By Mike Tony, HD Media
CHARLESTON, W.Va. — Bruce Perrone is angry that the West Virginia Public Service Commission is forcing him to pay higher electricity rates to do something he doesn’t want to do: subsidize the coal industry.
Perrone, of Elkview, says his average electric bill from Appalachian Power increased almost 18% from 2021 through 2023.
“Coal barons make enough money as it is,” Perrone said. “They don’t need more dollars out of my pocket as a gift to their industry.”
But Perrone and other Appalachian Power ratepayers have been subjected to a long string of PSC-approved rate hikes in recent years amid the state’s anachronistic reliance on coal-fired electricity.

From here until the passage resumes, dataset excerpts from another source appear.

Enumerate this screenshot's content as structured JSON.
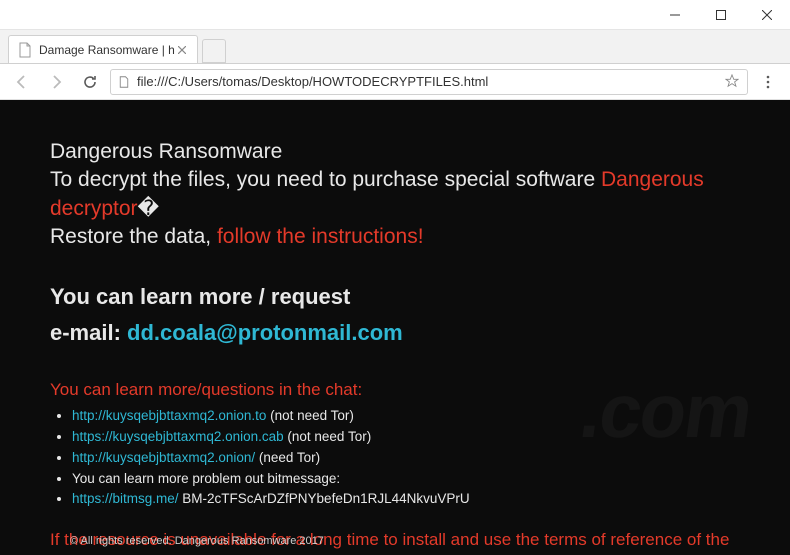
{
  "window": {
    "tab_title": "Damage Ransomware | h",
    "url": "file:///C:/Users/tomas/Desktop/HOWTODECRYPTFILES.html"
  },
  "content": {
    "heading_line1": "Dangerous Ransomware",
    "heading_line2a": "To decrypt the files, you need to purchase special software ",
    "heading_line2b": "Dangerous decryptor",
    "heading_diamond": "�",
    "heading_line3a": "Restore the data, ",
    "heading_line3b": "follow the instructions!",
    "learn_line1": "You can learn more / request",
    "learn_email_label": "e-mail: ",
    "learn_email": "dd.coala@protonmail.com",
    "chat_heading": "You can learn more/questions in the chat:",
    "links": [
      {
        "url": "http://kuysqebjbttaxmq2.onion.to",
        "note": " (not need Tor)"
      },
      {
        "url": "https://kuysqebjbttaxmq2.onion.cab",
        "note": " (not need Tor)"
      },
      {
        "url": "http://kuysqebjbttaxmq2.onion/",
        "note": " (need Tor)"
      }
    ],
    "bitmessage_label": "You can learn more problem out bitmessage:",
    "bitmsg_url": "https://bitmsg.me/",
    "bitmsg_addr": " BM-2cTFScArDZfPNYbefeDn1RJL44NkvuVPrU",
    "unavailable": "If the resource is unavailable for a long time to install and use the terms of reference of the",
    "copyright": "© All rights reserved. Dangerous Ransomware 2017"
  },
  "watermark": ".com"
}
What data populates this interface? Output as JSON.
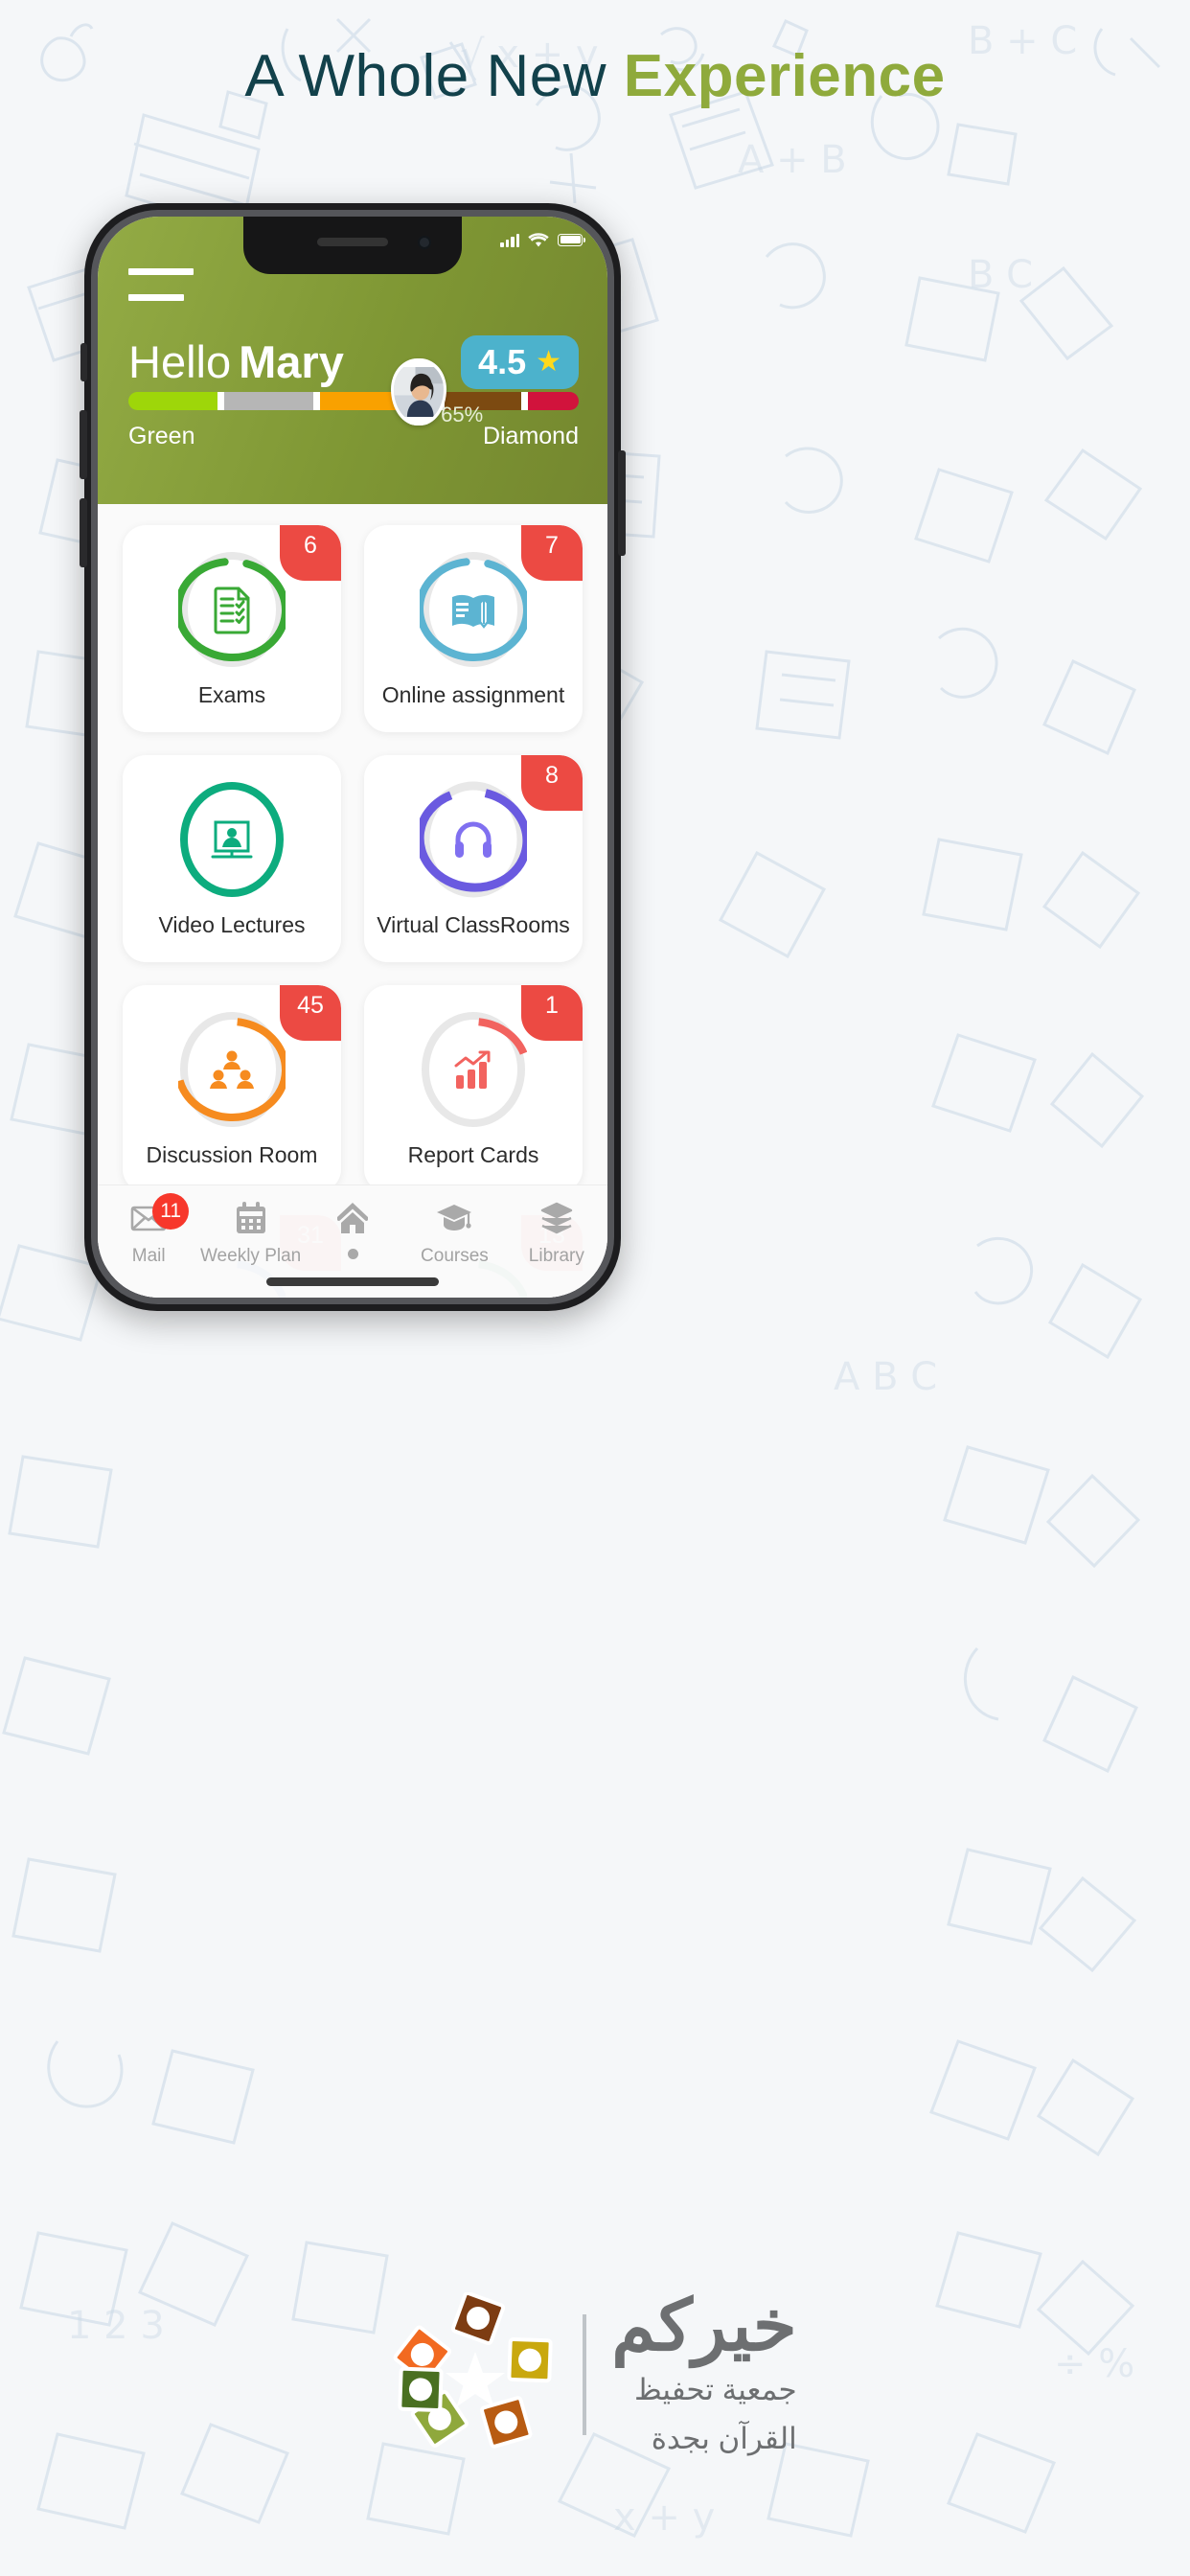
{
  "headline": {
    "light": "A Whole New",
    "bold": "Experience"
  },
  "statusbar": {
    "signal_icon": "signal-bars-icon",
    "wifi_icon": "wifi-icon",
    "battery_icon": "battery-full-icon"
  },
  "header": {
    "menu_icon": "hamburger-menu-icon",
    "greeting_light": "Hello",
    "greeting_name": "Mary",
    "rating_value": "4.5",
    "rating_star_icon": "star-icon",
    "progress": {
      "percent_label": "65%",
      "percent_value": 65,
      "left_label": "Green",
      "right_label": "Diamond",
      "avatar_icon": "user-avatar-photo",
      "segments": [
        {
          "name": "green",
          "color": "#9ed609",
          "width": 21
        },
        {
          "name": "silver",
          "color": "#b6b6b6",
          "width": 21
        },
        {
          "name": "gold",
          "color": "#f9a100",
          "width": 28
        },
        {
          "name": "bronze",
          "color": "#7c4a11",
          "width": 18
        },
        {
          "name": "diamond",
          "color": "#d1133c",
          "width": 12
        }
      ]
    }
  },
  "cards": [
    {
      "label": "Exams",
      "badge": "6",
      "color": "#39a935",
      "icon": "checklist-document-icon",
      "progress": 92
    },
    {
      "label": "Online assignment",
      "badge": "7",
      "color": "#5cb4d2",
      "icon": "book-pencil-icon",
      "progress": 92
    },
    {
      "label": "Video Lectures",
      "badge": "",
      "color": "#0dac7e",
      "icon": "video-lecture-icon",
      "progress": 100
    },
    {
      "label": "Virtual ClassRooms",
      "badge": "8",
      "color": "#6a5ae0",
      "icon": "headphones-icon",
      "progress": 88
    },
    {
      "label": "Discussion Room",
      "badge": "45",
      "color": "#f68b1f",
      "icon": "group-discussion-icon",
      "progress": 70
    },
    {
      "label": "Report Cards",
      "badge": "1",
      "color": "#f2635f",
      "icon": "bar-chart-growth-icon",
      "progress": 18
    },
    {
      "label": "",
      "badge": "31",
      "color": "#3f7fd0",
      "icon": "partial-card-icon",
      "progress": 62
    },
    {
      "label": "",
      "badge": "13",
      "color": "#2f8f6a",
      "icon": "partial-card-icon",
      "progress": 55
    }
  ],
  "bottom_nav": [
    {
      "label": "Mail",
      "icon": "mail-envelope-icon",
      "badge": "11",
      "active": false
    },
    {
      "label": "Weekly Plan",
      "icon": "calendar-icon",
      "badge": "",
      "active": false
    },
    {
      "label": "",
      "icon": "home-icon",
      "badge": "",
      "active": true
    },
    {
      "label": "Courses",
      "icon": "graduation-cap-icon",
      "badge": "",
      "active": false
    },
    {
      "label": "Library",
      "icon": "books-stack-icon",
      "badge": "",
      "active": false
    }
  ],
  "footer": {
    "logo_icon": "khairakum-star-logo",
    "title": "خيركم",
    "subtitle_line1": "جمعية تحفيظ",
    "subtitle_line2": "القرآن بجدة"
  }
}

The lawsuit was filed Tuesday, Aug. 20, amid PSC consideration of a proposal from Appalachian Power and fellow American Electric Power subsidiary Wheeling Power for a $265.1 million, 15.4% revenue increase. If the PSC approves it, residential customers using 1,000 kilowatt-hours a month would see their bill increase $28.72, or 17.6%.

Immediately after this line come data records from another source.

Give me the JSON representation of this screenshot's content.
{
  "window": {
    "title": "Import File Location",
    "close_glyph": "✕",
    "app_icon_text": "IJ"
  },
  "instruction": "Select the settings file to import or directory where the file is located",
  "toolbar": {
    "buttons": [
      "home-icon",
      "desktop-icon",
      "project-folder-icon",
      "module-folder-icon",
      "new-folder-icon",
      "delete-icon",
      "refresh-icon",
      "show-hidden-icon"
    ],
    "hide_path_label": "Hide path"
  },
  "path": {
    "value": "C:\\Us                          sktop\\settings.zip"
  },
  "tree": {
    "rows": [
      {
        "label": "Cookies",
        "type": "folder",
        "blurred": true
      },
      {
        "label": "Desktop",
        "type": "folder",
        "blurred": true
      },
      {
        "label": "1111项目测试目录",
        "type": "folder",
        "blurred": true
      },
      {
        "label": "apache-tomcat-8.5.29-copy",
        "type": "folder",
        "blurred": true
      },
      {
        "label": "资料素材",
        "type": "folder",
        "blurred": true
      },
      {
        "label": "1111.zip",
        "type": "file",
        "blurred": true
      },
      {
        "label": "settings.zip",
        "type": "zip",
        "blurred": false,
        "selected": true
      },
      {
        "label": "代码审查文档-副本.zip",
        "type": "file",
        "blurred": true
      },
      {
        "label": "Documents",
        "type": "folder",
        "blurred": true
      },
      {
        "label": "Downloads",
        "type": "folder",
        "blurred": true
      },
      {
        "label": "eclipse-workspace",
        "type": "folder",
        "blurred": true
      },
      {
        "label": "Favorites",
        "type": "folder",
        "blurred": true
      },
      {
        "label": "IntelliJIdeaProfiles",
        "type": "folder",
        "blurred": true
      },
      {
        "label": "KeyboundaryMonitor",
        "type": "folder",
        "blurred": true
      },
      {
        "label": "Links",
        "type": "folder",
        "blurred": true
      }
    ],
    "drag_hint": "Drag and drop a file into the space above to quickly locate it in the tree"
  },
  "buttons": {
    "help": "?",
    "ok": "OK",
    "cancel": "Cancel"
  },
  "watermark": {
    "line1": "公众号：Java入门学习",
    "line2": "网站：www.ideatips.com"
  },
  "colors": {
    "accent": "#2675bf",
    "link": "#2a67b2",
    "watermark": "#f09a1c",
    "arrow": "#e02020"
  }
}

West Virginia ratepayers faced a 90% hike in average residential electricity retail price from 2005 to 2020, per EIA data. Only Michigan had a greater percentage increase. West Virginia had the nation’s third-highest total household electricity costs as a percentage of income in a 2022 nationwide review of electric utility performance by the Citizens Utility Board of Illinois, a consumer advocate group based on federal data largely from 2020.
Perrone has had enough. So he’s suing the three commissioners that comprise the PSC.